Люси откинулась на спинку дивана, закинула ногу на ногу, скрестила на груди руки и так сидела с четверть минуты, глядя перед собой. Затем рывком поднялась, прошла твердым шагом в прихожую, дала себя одеть и, ни слова не говоря, оставила меня. Через несколько дней она, не прощаясь, уехала.

Еще через две недели я получил от нее необязательное и малосодержательное письмо, на которое ответил в том же духе. В дальнейшем письма от нее приходили регулярно. Летом я уехал, а вернее, сбежал в стройотряд. А еще точнее, воспользовался удобным поводом, чтобы провести каникулы за тридевять земель от ее укоризненных глаз. Осенью мы по ее инициативе возобновили переписку и увиделись только зимой восемьдесят первого. Облик ее и повадки стали еще более изысканными и покрылись прочным налетом северного аристократизма. Я совершенно искренне и громогласно радовался ее новым сияющим граням и сулил ей видные и звонкие перспективы. Она же, как я теперь понимаю, желала лишь одного: прояснить мои виды на наше совместное будущее. Видимо, не прояснила, и через месяц я получил от нее письмо, в котором она сообщала, что собирается замуж за ленинградца и что это ее письмо ко мне последнее. Она желала мне счастья и выражала надежду, что, может быть, когда-нибудь мы свидимся. Письмо заканчивалось словами: "У меня всё".

Разумеется, я ответил. Ответил в самых изысканных и пожелательных выражениях, борясь с соблазном поглумиться над ее холодным целомудрием, которым она заморозила нежные ростки наших отношений. В конце написал: "Теперь и у меня всё". И как раз тут я сильно ошибался: это был вовсе не конец, а самое что ни есть начало. Недаром Люси в ее положении седьмой пониженной ступени обречена быть родовым признаком грустного и неприкаянного блюзового лада, расстроить который может только смерть.

Не прощаемся с Люси: если след ее протянулся через мою жизнь, значит, он протянулся и через этот роман. Спешу, однако, предупредить, что у меня две жизни: первая – до развода, вторая – после него. Да будет вам известно: Люси – дама пик из первой колоды моего жития.


Ирен


1


Итак, я продолжаю мою исповедь – подчеркнуто гладкую, внятную, связную, без всякой там модернистской, постмодернистской и постпостмодернистской трепанации читательского черепа. Напомню: я по-прежнему пытаюсь проникнуть в онтогенез Любви и если отвлекаюсь, то только затем, чтобы ввести в прицел моего трактата поправки на взросление.

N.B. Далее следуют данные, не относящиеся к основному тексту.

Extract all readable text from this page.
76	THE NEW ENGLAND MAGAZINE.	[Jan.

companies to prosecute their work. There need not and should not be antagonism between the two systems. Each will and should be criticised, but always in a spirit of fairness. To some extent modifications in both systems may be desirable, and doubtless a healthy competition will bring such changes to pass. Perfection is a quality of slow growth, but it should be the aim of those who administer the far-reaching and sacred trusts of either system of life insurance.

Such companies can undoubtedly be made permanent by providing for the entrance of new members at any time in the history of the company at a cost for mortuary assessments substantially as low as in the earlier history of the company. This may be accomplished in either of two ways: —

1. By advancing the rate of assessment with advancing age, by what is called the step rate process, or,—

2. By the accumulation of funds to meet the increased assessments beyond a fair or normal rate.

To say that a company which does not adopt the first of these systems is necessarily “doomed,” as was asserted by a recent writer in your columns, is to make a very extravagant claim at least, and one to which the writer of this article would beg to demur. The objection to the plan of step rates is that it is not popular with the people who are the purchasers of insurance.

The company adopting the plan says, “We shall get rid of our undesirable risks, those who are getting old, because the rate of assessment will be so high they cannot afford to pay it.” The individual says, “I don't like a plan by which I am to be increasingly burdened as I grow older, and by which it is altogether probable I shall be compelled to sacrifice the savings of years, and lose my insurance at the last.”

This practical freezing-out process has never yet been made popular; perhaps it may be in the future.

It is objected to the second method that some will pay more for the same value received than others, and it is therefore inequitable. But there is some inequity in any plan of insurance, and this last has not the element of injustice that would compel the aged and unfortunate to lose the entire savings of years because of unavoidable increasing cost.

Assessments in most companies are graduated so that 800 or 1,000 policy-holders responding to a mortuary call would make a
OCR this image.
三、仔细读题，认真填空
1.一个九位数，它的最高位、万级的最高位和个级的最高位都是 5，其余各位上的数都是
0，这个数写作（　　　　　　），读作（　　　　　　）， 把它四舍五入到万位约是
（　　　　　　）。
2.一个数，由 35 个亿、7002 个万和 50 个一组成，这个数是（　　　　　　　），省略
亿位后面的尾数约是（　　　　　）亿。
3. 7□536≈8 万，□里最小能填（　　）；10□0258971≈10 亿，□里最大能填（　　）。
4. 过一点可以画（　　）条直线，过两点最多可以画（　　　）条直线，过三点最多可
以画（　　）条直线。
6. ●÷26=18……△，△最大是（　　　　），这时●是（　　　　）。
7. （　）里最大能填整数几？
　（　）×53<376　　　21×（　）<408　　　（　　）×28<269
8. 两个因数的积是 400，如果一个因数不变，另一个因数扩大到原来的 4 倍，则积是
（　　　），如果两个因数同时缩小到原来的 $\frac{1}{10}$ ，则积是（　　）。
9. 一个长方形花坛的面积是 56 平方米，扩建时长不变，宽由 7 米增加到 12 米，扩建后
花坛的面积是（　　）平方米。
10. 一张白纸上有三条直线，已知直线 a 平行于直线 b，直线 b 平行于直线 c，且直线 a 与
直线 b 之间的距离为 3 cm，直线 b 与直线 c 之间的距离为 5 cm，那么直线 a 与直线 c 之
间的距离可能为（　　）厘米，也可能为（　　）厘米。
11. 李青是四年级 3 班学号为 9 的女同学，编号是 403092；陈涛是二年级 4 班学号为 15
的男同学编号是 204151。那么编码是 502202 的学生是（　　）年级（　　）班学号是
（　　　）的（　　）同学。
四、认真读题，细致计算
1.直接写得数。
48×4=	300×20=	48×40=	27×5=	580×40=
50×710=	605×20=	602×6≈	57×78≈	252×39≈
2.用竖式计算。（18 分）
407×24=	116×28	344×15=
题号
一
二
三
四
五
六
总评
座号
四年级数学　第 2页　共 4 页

То трудовое лето восьмидесятого обогатило меня двумя достижениями. Во-первых, я научился играть на гитаре. Уникальная, скажу я вам, вещь! В руках опытного музыканта она становится чем-то вроде шестиструнного психотропного манипулятора, позволяющего разблокировать запоры бессознательного, добраться до сокровенного и сформулировать его. По правде говоря, научился играть – слишком сильно сказано: скорее, освоил три аккорда, которых с лихвой хватало, чтобы подыграть злому любовному разочарованию или зайтись в милой русскому сердцу кочевой цыганской тоске, которая, так же как и блюз, есть один из сленгов тоски универсальной. Ибо истоки их одни и те же: несвобода с видом на горизонт. К основным аккордам я со временем добавил еще парочку и с этим арсеналом приобрел прочную репутацию компанейского парня, позволяющую мне сегодня поделиться с начинающими скоморохами главным скоморошьим секретом: в нашем деле главное не аккорды, а чувство.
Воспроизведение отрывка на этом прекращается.